There were many clear victories in the rule, including a requirement that health plans have a single combined deductible for mental health/substance use disorder treatment and medical/surgical treatment and a statement that discriminatory application of "non-quantitative" treatment limitations, such as prior authorization and step-therapy is also a violation of the law. APA strongly advocated for these areas to be covered in the regulations. There are still several unanswered questions and areas where the Departments have asked for further input.

Here is a link to a health industry consultant's report on implications to payors.

With parity, not only is that visit cap off, but benefit design requirements stipulate primary care co-payment parity. Improved benefits and the bad economy mean there will likely be an increased demand for services.

Aggressive scrutiny of inpatient utilization has been the norm for close to 2 decades but, in the past, some payors had been relatively laissez fare regarding the management of outpatient benefits, especially if there was an annual visit maximum and/or large co-payments that capped their financial exposure.

My own supposition is that payors have not effectively expanded their network capacity and are defensively focusing on management of outpatient utilization. This reminds me of when I was working at a large health insurer in the mid-90's and suggested they get ahead of the curve by offering parity coverage absent mandates. I was a bit more naive at the time, under-appreciating the insurer's anticipating an inevitable influx of bad risk cases - of individuals with psychiatric treatment needs. Health Plans tend to think short term with a focus on quarterly profits, especially if they are publicly traded.

Another underappreciated fact is that managed care payors' usual preference is to contract with multi-disciplinary treatment groups so that patients can be referred to a single phone number and then be "internally" assigned to one of many available providers based upon their assessed clinical needs.

This means that unless an individual psychiatrist has sub-specialty expertise, a low density practice location or ready appointment availability, they are unlikely to receive a significant volume of referrals, and even those are now likely to be actively managed.

What does this mean to the practicing psychiatrist? Insurers continue to control a massive piece of the reimbursement pie. My suggestion is that individual psychiatrists reach out to the “network development” department of insurers with whom they are currently contracted and initiate a dialogue about that company's plans for changes in association with Federal Mental Health Parity.

Questions to ask: Are they anticipating an increased need for services, modifications in their utilization management practices, changes in their fee schedule? I would direct similar questions to large insurers with whom I was not contracted. Finally, I might ask if there were multi-disciplinary group(s) accepting referrals in my geography that might be interested in my services (likely at modest reimbursement) or if entrepreneurial and energetic, whether such a group was needed.

Finally, a follow-up from Oregon.

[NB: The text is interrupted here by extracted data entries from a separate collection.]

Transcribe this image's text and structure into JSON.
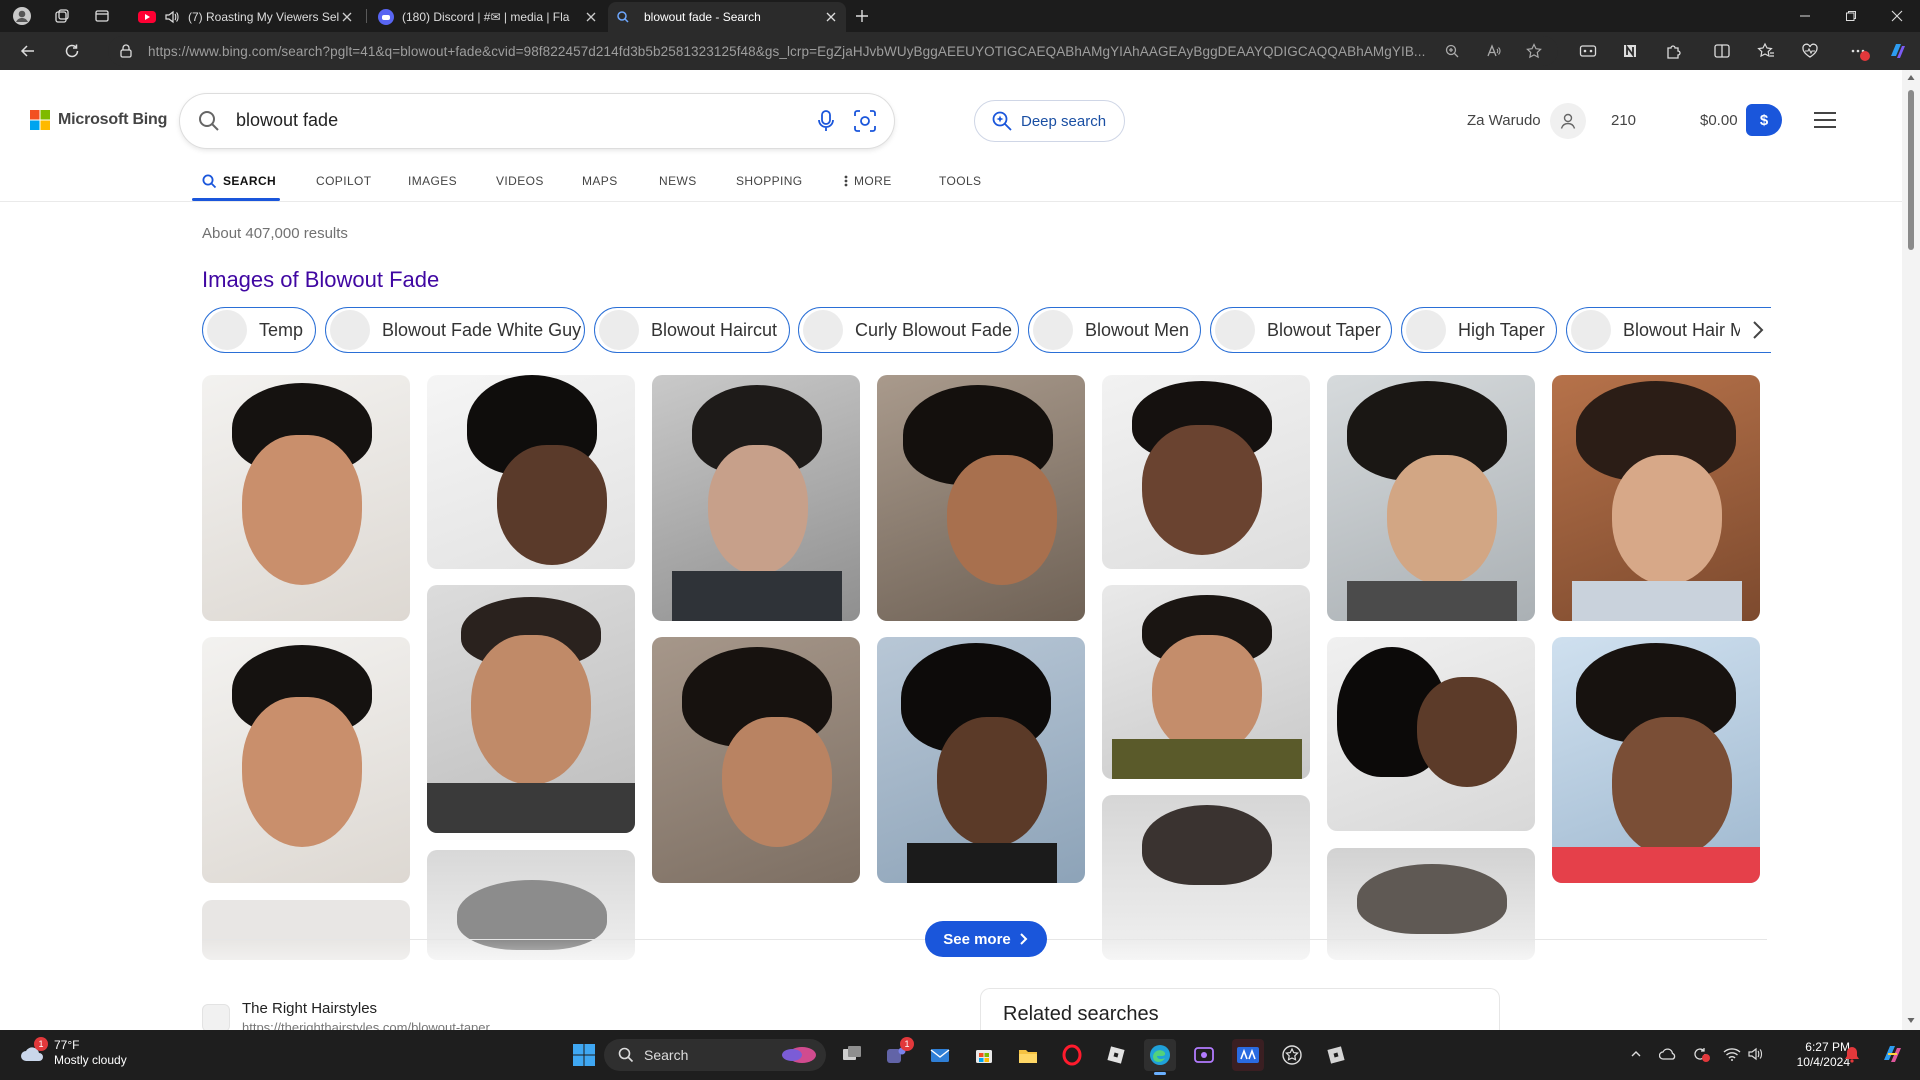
{
  "browser": {
    "tabs": [
      {
        "title": "(7) Roasting My Viewers Sel"
      },
      {
        "title": "(180) Discord | #✉ | media | Fla"
      },
      {
        "title": "blowout fade - Search"
      }
    ],
    "url_host": "https://www.bing.com",
    "url_path": "/search?pglt=41&q=blowout+fade&cvid=98f822457d214fd3b5b2581323125f48&gs_lcrp=EgZjaHJvbWUyBggAEEUYOTIGCAEQABhAMgYIAhAAGEAyBggDEAAYQDIGCAQQABhAMgYIB..."
  },
  "bing": {
    "logo_text": "Microsoft Bing",
    "search_value": "blowout fade",
    "deep_search_label": "Deep search",
    "user_name": "Za Warudo",
    "points": "210",
    "rewards_balance": "$0.00",
    "rewards_badge": "$",
    "nav": [
      {
        "label": "SEARCH"
      },
      {
        "label": "COPILOT"
      },
      {
        "label": "IMAGES"
      },
      {
        "label": "VIDEOS"
      },
      {
        "label": "MAPS"
      },
      {
        "label": "NEWS"
      },
      {
        "label": "SHOPPING"
      },
      {
        "label": "MORE"
      },
      {
        "label": "TOOLS"
      }
    ],
    "results_count": "About 407,000 results",
    "images_heading": "Images of Blowout Fade",
    "chips": [
      {
        "label": "Temp"
      },
      {
        "label": "Blowout Fade White Guy"
      },
      {
        "label": "Blowout Haircut"
      },
      {
        "label": "Curly Blowout Fade"
      },
      {
        "label": "Blowout Men"
      },
      {
        "label": "Blowout Taper"
      },
      {
        "label": "High Taper"
      },
      {
        "label": "Blowout Hair Me"
      }
    ],
    "see_more_label": "See more",
    "result_site": "The Right Hairstyles",
    "result_url": "https://therighthairstyles.com/blowout-taper",
    "related_title": "Related searches"
  },
  "taskbar": {
    "weather_temp": "77°F",
    "weather_desc": "Mostly cloudy",
    "weather_badge": "1",
    "search_label": "Search",
    "teams_badge": "1",
    "time": "6:27 PM",
    "date": "10/4/2024"
  },
  "colors": {
    "accent": "#1a56db",
    "heading_purple": "#4007a2",
    "chrome_dark": "#1c1c1c"
  }
}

Here is a link describing the status of psychologist prescribing.

The SCPS has an additional recommendation in anticipation of the likelihood of tighter interpretation of outpatient reimbursement guidelines and a relative reduction in psychiatrist access. Direct patients to their insurance regulator so that the true scope of the problem is captured in their data collection.

For HMO plans, go to the Department of Managed Health Care (DMHC) website, and follow directions on website with complaint to patient's health plan member services department followed by a complaint to the DMHC HELP Line.

Or For Licensed (PPO) plans, go to the Department of Insurance (DOI) website, and follow directions with complaint patient's health plan member services department followed by completion of Request for Assistance (RFA). If the plan type is ambiguous, you or the patient can call the member service # on insurance card, initiate a complaint, as a necessary step in any case, and ask who is the regulatory body.